Jesus was not telescoping the destruction of the temple and Jerusalem. Jesus avoided that question altogether, because they did not need that information. No one needs that information.
If it were not for a few historical accounts of Josephus and others, the world would have totally forgotten 70AD. You yourself don't claim 70AD is even that important. Yet you want the OD to only be about a question that Jesus Himself felt not worthy to address. Jesus answered the question about the Second Coming and the end. That is the text we have.
Jesus may very well have talked about 70AD and even the exact timing. The point is, that the Holy Spirit did not see fit to put that down in Scripture and the recollection of those thoughts when the actual spoken words were scribed onto a written manuscript.

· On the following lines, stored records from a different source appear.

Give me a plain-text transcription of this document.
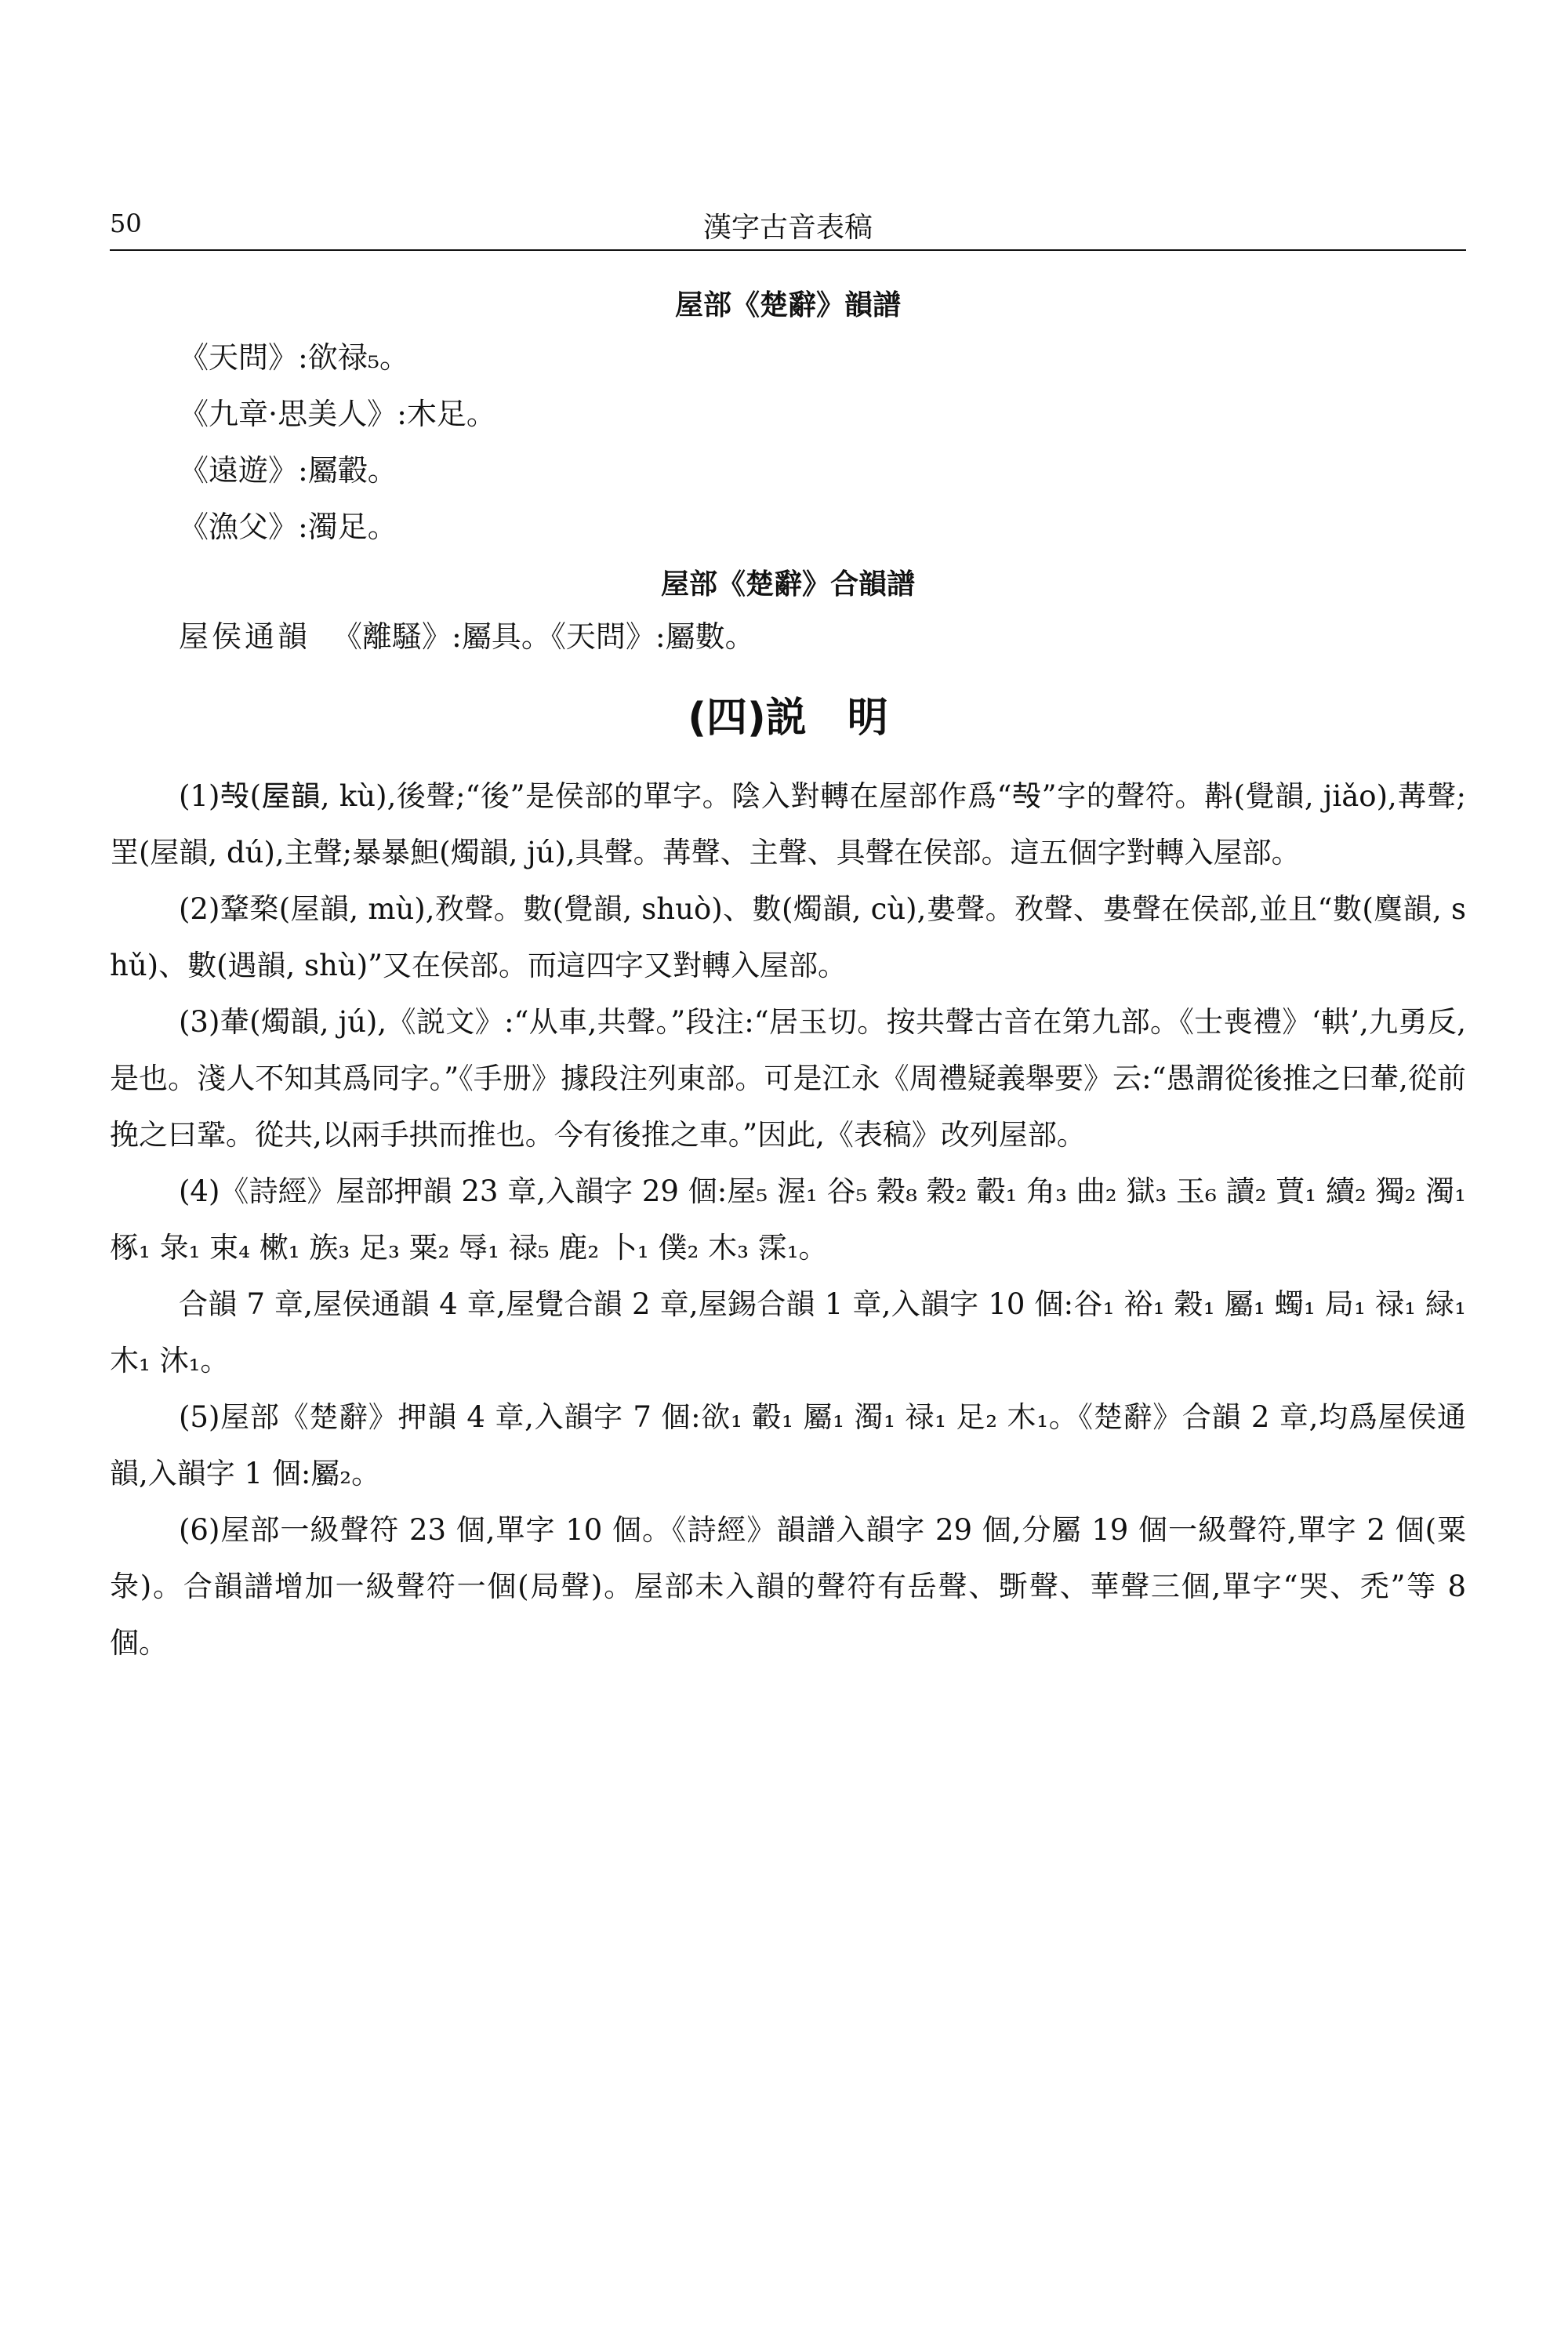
50	漢字古音表稿

屋部《楚辭》韻譜

《天問》:欲禄₅。

《九章·思美人》:木足。

《遠遊》:屬轂。

《漁父》:濁足。

屋部《楚辭》合韻譜

屋侯通韻 《離騷》:屬具。《天問》:屬數。

(四)説　明

(1)𣪊(屋韻, kù),後聲;“後”是侯部的單字。陰入對轉在屋部作爲“𣪊”字的聲符。斠(覺韻, jiǎo),冓聲;罜(屋韻, dú),主聲;暴暴䱇(燭韻, jú),具聲。冓聲、主聲、具聲在侯部。這五個字對轉入屋部。

(2)鞪楘(屋韻, mù),敄聲。數(覺韻, shuò)、數(燭韻, cù),婁聲。敄聲、婁聲在侯部,並且“數(麌韻, shǔ)、數(遇韻, shù)”又在侯部。而這四字又對轉入屋部。

(3)輂(燭韻, jú),《説文》:“从車,共聲。”段注:“居玉切。按共聲古音在第九部。《士喪禮》‘輁’,九勇反,是也。淺人不知其爲同字。”《手册》據段注列東部。可是江永《周禮疑義舉要》云:“愚謂從後推之曰輂,從前挽之曰鞏。從共,以兩手拱而推也。今有後推之車。”因此,《表稿》改列屋部。

(4)《詩經》屋部押韻 23 章,入韻字 29 個:屋₅ 渥₁ 谷₅ 穀₈ 穀₂ 轂₁ 角₃ 曲₂ 獄₃ 玉₆ 讀₂ 蕒₁ 續₂ 獨₂ 濁₁ 椓₁ 彔₁ 束₄ 樕₁ 族₃ 足₃ 粟₂ 辱₁ 禄₅ 鹿₂ 卜₁ 僕₂ 木₃ 霂₁。

合韻 7 章,屋侯通韻 4 章,屋覺合韻 2 章,屋錫合韻 1 章,入韻字 10 個:谷₁ 裕₁ 穀₁ 屬₁ 蠋₁ 局₁ 禄₁ 緑₁ 木₁ 沐₁。

(5)屋部《楚辭》押韻 4 章,入韻字 7 個:欲₁ 轂₁ 屬₁ 濁₁ 禄₁ 足₂ 木₁。《楚辭》合韻 2 章,均爲屋侯通韻,入韻字 1 個:屬₂。

(6)屋部一級聲符 23 個,單字 10 個。《詩經》韻譜入韻字 29 個,分屬 19 個一級聲符,單字 2 個(粟彔)。合韻譜增加一級聲符一個(局聲)。屋部未入韻的聲符有岳聲、斲聲、華聲三個,單字“哭、禿”等 8 個。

You are the one demanding we ignore the text, and adhere to your opinion that describes a non-existing point. The text avoids giving an answer to "when shall these things be" .
"So likewise ye, when ye shall see all these things, know that it is near, even at the doors."
This is in the text and context of those reading:
"Now learn a parable of the fig tree; When his branch is yet tender, and putteth forth leaves, ye know that summer is nigh: So likewise ye, when ye shall see all these things, know that it is near, even at the doors. Verily I say unto you, This generation shall not pass, till all these things be fulfilled."
This section is given to those who learn the parable. It is all one context. It was given after the sign of the Second Coming.
Now you can interpret that as directed at those disciples. Or interpret that as directed at the readers. When compared to other passages, Jesus never gave a parable to His disciples. They were always directed at the broader audience, in this case the readers of this body of text. Why would Jesus change His tactic just so modern humans can create an opinion? Are you going to claim Jesus deliberately gave His disciples a parable they could not understand? Jesus did not explain this parable in the text. Some today want to demand it was not even a parable.